A group from the Disability Resource Centre had a flag they designed raised in County Square last week to mark International Day of Persons with Disabilities.
The group have been taking part in the Threadlines project which is part of Renfrewshire Council’s £4.5 million Townscape Heritage Conservation Area Regeneration Scheme 2 (TH.CARS2) and is funded by the Heritage Lottery Fund, Historic Environment Scotland and Renfrewshire Council.
The Threadlines project has been running since summer 2017 and has seen four visual artists collaborate with local community groups to create pieces of artwork that would be temporarily located in Paisley town centre, inspired by the town’s history in printed textiles.
The artists worked with the wood-work and photography groups at the Disability Resource Centre (DRC) to design and prototype two transportable printing presses, focusing on making the traditionally inaccessible printing presses in to something that could be adapted for use by individuals with varied additional support needs.
The photography group designed their own bespoke letters in clay which were photographed and then 3D printed into a letterset for the printing press, and the woodwork group used motifs from old looms and traditional printing presses to make a set of lino and foam cut shapes which could be used to print in their press.
Using the resources, the groups were able to print their own patterns and compositions which have inspired the design on the flag.
The flag was raised in County Square at midday on Monday 3 December, International Day of People with Disabilities, and will be lowered on Monday 10 December (today).
A group from the Disability Resource Centre gathered to see it raised, alongside the artists involved and members of the public. Musicians from Brass Aye? played as the flag was raised.
Rachel Walker, one of the artists working on the Threadlines project said: “Working with the individuals at the DRC was a really interesting and enlightening experience which will continue to inform the way we will work in collaboration with communities in Paisley, making sure we have a practice that will be inclusive of people with additional support needs.”
The artists who have been involved in Threadlines wore specially printed Chore Coats to the flag raising, designed using the prints made by the Disability Resource Centre groups.

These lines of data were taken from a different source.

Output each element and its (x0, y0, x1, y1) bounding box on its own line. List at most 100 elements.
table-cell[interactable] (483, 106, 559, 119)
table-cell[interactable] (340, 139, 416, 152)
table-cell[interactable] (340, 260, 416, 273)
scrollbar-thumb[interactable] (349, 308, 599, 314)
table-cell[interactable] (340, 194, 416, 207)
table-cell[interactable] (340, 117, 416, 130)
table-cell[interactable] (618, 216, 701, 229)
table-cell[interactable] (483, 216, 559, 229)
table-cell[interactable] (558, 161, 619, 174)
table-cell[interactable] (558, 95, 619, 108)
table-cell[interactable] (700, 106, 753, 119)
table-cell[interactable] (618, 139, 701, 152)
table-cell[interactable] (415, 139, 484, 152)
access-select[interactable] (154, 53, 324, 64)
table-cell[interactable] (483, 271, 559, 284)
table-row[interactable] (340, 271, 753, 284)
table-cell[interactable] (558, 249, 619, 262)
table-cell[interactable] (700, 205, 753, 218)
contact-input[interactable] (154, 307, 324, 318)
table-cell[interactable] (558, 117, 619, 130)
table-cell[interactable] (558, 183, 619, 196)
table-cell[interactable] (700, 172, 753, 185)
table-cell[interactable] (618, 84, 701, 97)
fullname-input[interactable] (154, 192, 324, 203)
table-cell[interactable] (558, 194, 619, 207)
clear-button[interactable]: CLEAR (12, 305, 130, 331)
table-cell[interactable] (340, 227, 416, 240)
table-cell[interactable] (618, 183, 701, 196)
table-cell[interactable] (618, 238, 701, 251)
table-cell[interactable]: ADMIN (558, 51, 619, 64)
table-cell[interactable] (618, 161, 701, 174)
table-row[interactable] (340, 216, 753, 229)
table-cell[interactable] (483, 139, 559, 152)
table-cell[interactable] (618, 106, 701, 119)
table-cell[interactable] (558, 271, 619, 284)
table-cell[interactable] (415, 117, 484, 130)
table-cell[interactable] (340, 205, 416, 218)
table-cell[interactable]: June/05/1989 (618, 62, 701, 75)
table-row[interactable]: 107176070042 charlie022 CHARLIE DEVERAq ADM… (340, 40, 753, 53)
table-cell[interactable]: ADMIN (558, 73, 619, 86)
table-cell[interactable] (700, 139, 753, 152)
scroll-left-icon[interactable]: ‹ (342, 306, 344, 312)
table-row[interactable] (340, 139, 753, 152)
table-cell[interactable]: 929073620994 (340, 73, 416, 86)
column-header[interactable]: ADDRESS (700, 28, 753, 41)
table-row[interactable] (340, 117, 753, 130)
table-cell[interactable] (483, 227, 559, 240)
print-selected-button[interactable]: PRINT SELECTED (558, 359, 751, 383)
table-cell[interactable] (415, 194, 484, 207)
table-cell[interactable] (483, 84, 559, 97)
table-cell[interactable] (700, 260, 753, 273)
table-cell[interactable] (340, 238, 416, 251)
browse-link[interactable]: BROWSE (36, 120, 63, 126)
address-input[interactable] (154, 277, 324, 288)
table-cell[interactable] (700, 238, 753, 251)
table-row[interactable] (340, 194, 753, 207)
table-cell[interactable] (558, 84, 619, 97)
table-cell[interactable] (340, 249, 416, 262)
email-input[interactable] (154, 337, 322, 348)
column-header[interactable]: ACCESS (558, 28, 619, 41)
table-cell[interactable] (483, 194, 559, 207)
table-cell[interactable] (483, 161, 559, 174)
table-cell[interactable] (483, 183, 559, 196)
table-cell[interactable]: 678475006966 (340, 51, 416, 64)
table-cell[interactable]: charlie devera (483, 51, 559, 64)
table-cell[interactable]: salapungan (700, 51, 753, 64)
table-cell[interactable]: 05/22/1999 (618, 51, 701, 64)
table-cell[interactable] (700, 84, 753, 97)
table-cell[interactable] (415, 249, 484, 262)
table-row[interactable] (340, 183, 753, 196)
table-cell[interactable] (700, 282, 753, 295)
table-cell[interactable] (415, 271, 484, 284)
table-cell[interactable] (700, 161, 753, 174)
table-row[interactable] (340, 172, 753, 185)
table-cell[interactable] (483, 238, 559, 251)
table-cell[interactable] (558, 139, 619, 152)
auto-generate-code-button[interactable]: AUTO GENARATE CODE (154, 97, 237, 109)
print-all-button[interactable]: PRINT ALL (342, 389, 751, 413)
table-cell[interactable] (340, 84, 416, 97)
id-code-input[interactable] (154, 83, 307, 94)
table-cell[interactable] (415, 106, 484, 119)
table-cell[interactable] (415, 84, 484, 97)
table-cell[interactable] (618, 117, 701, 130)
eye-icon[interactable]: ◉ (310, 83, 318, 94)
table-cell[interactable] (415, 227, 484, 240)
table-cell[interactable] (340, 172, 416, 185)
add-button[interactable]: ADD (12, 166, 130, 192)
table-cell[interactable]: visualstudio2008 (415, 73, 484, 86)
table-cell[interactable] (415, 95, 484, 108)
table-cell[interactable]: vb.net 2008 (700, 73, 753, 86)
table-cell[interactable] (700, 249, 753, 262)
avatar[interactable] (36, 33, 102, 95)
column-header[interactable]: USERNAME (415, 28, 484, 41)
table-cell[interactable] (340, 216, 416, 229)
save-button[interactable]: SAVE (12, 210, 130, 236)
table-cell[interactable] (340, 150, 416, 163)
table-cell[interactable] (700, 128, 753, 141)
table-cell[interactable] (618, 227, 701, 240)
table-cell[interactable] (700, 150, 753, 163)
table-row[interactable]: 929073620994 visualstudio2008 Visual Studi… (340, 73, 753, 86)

Disability Resource Centre volunteer, Jacqueline Sorbie, says that all the participants enjoyed the experience of creating a flag for International Day of Persons with Disabilities. She said: “The project boosted morale within the centre and showed the participants how teamwork can help them achieve their main goal.”
Renfrewshire Council Leader Iain Nicolson added: “An important part of the TH.CARS2 project was to engage a diverse range of audiences with the heritage and culture of Paisley through learning and making. I’m pleased to see that the Threadlines project has achieved this and hope that the participants will benefit from the new skills they have learned.”